Still, to media scholar Marty Kaplan, who directs the Norman Lear Center at USC’s Annenberg School for Communication, the process of reconsideration hasn’t gone far enough. “I think the reason MSNBC canned Savage was that this time he got caught,” Kaplan said. “He has been saying things like this on radio and TV for years, but he’s always left a trap door so that when he’s spewing hate speech and somebody objects, he can charge misinterpretation or that it was only in jest.

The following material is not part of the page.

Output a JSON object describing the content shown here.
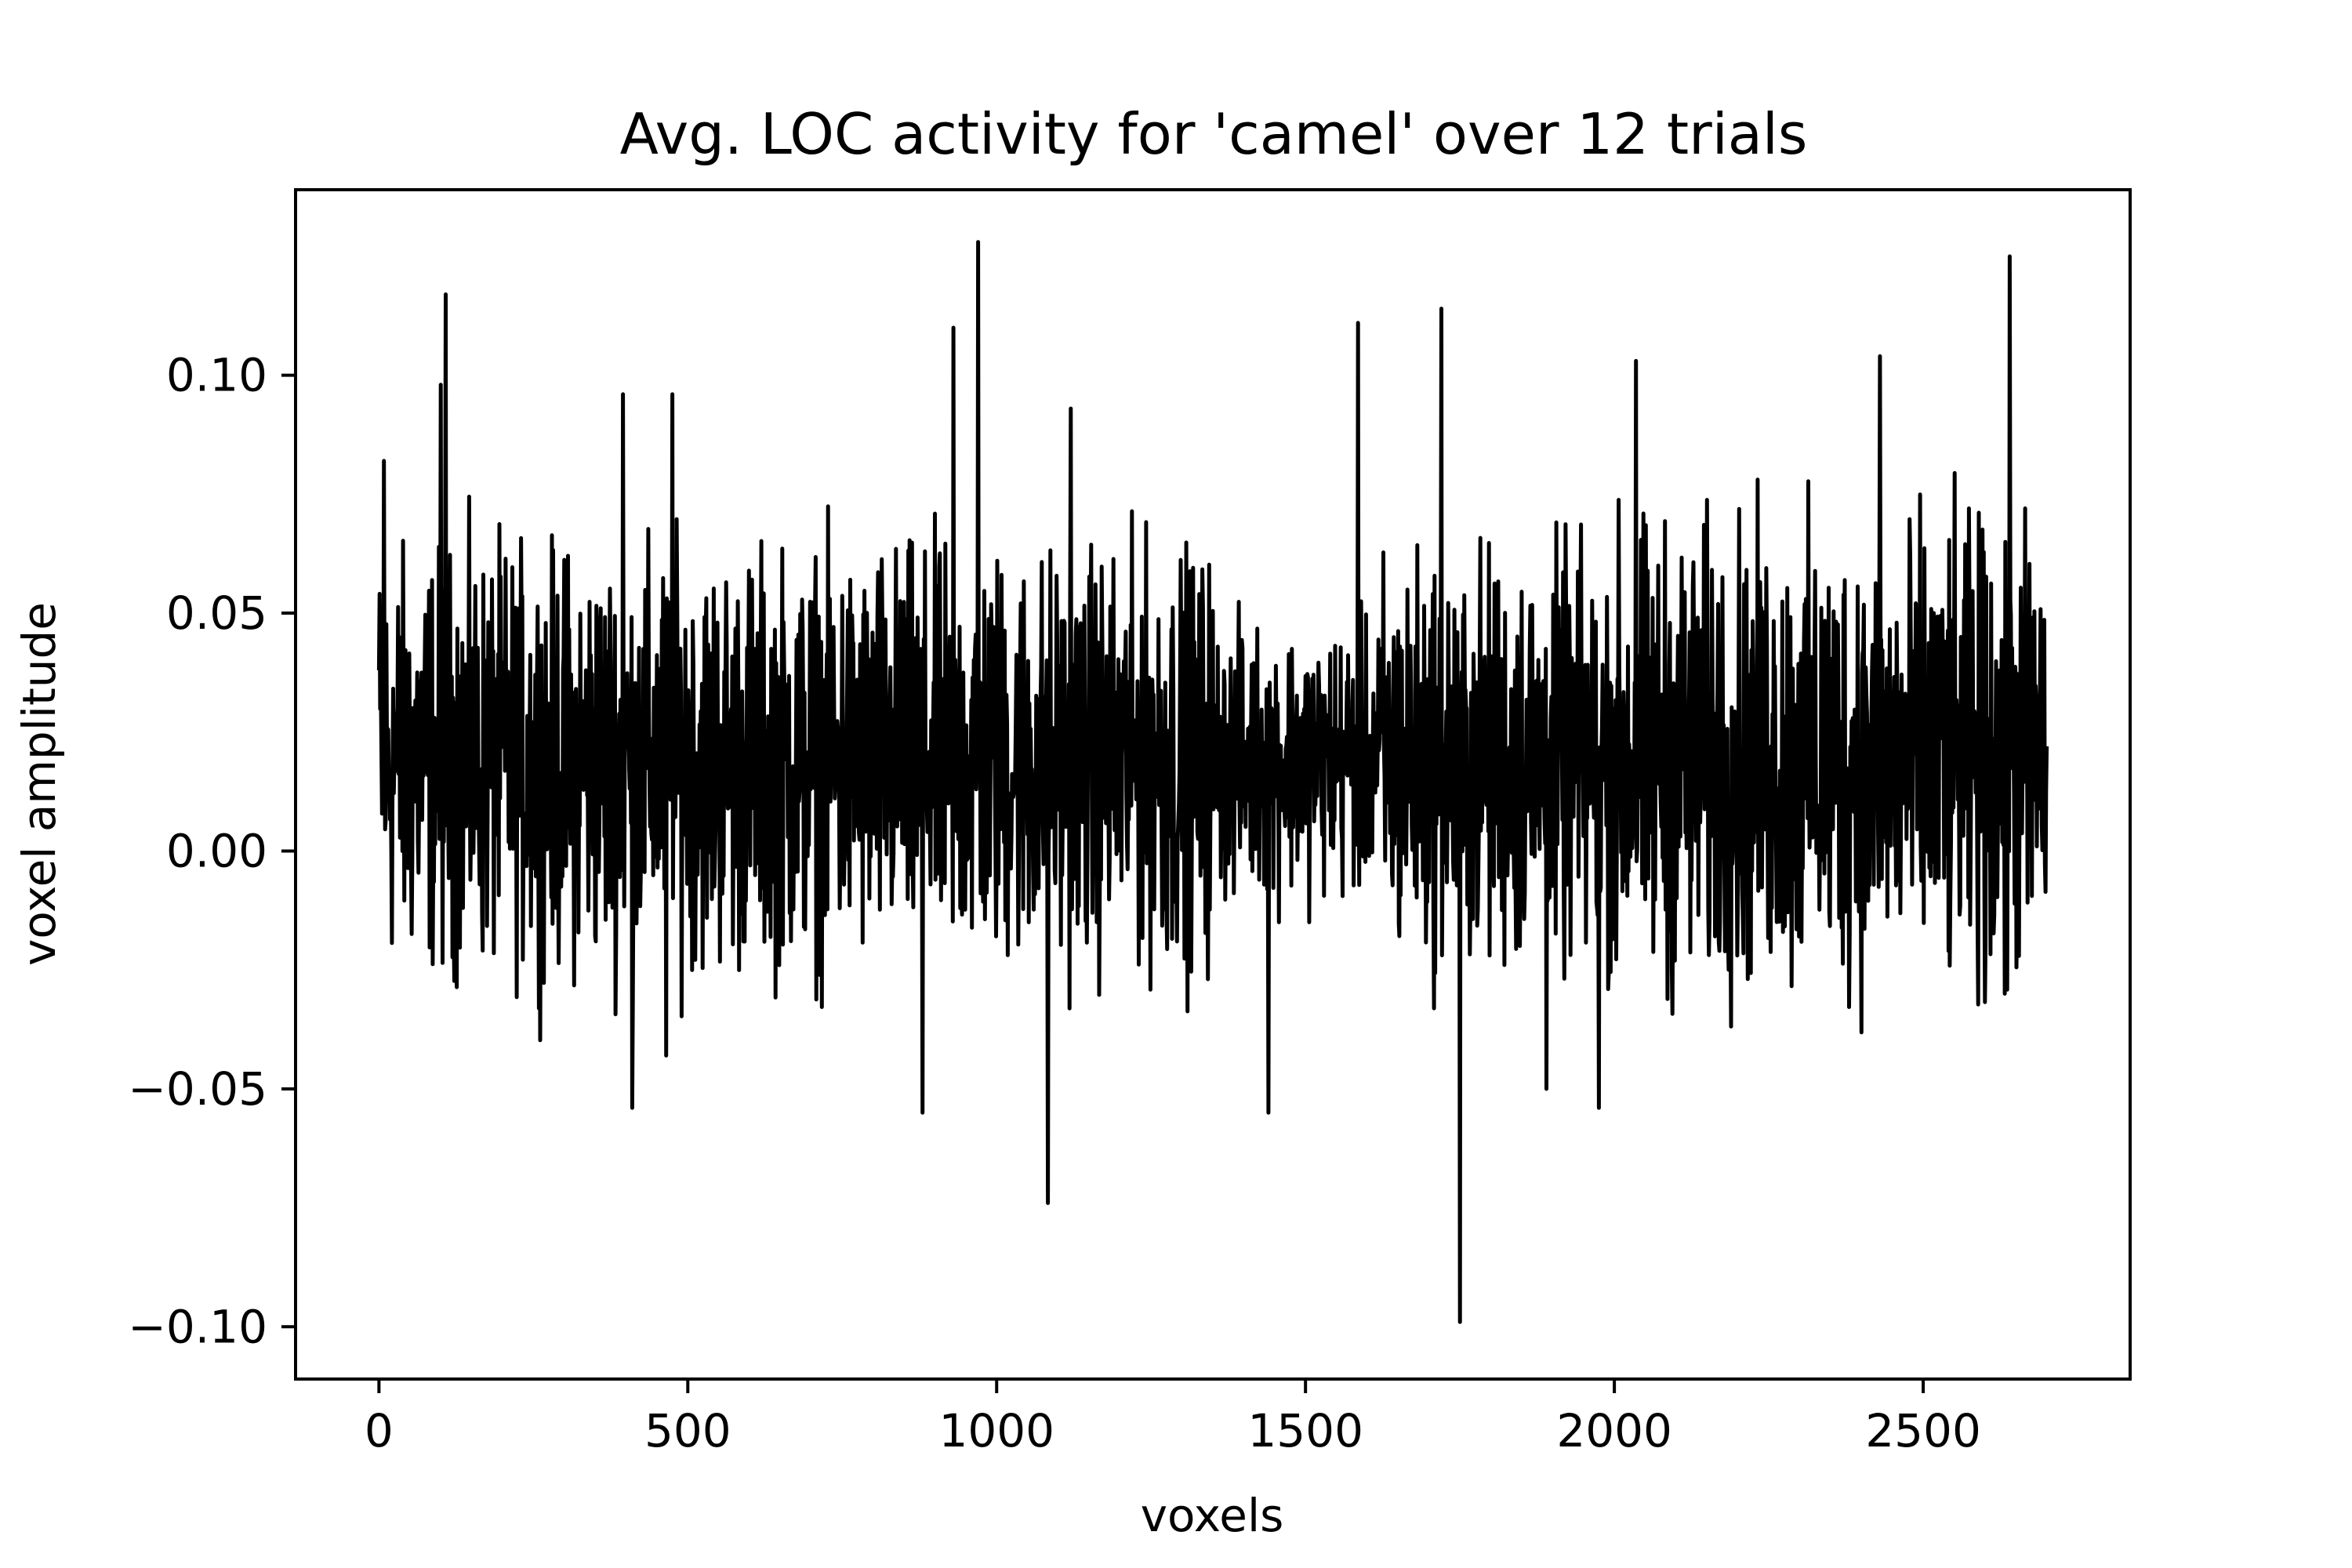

“This time, Savage broke the fundamental rule of deception that these guys live by. It’s interesting that, up until now, Ann Coulter has not been held to the same standard. How is it that she can get away with what she does, but Savage couldn’t? It all has to do with theater. When Savage let loose with his version of ‘The Full Monty,’ there was no way for management to turn away. It was what it was and nobody could deny it. But for some reason, people still pay Ann Coulter to go on the air and are able to say with a straight face that it’s part of the fair play of ideas. A genuine standard of community decency should object to her claims of treason as strongly as it does to lap dancing.”

Two generally conservative commentators who share Kaplan’s reservations are former New Republic Editor Andrew Sullivan and the Wall Street Journal’s Dorothy Rabinowitz. On his influential Web site, Sullivan on Tuesday described Savage as “a lout, a loudmouth, a bigot for hire and a significant part of what is wrong with the far right. The amazing thing is not that he no longer has a big job at MSNBC. The amazing thing is that he ever had a job in the first place.”

On Monday, in a review of Coulter’s book, Rabinowitz mused that “at one point, a book representing Democrats as the party of treason and Sen. McCarthy as one of the greatest heroes of the age, might have given some publishers pause. Not today -- the era that has put its money on outrage merchants and shock jocks.”

There is a lingering question about the Savage affair. He may be off TV, but why have he and his ilk -- home-grown rhetorical terrorists -- been allowed to find a secure haven in the electronic Afghanistan of talk radio?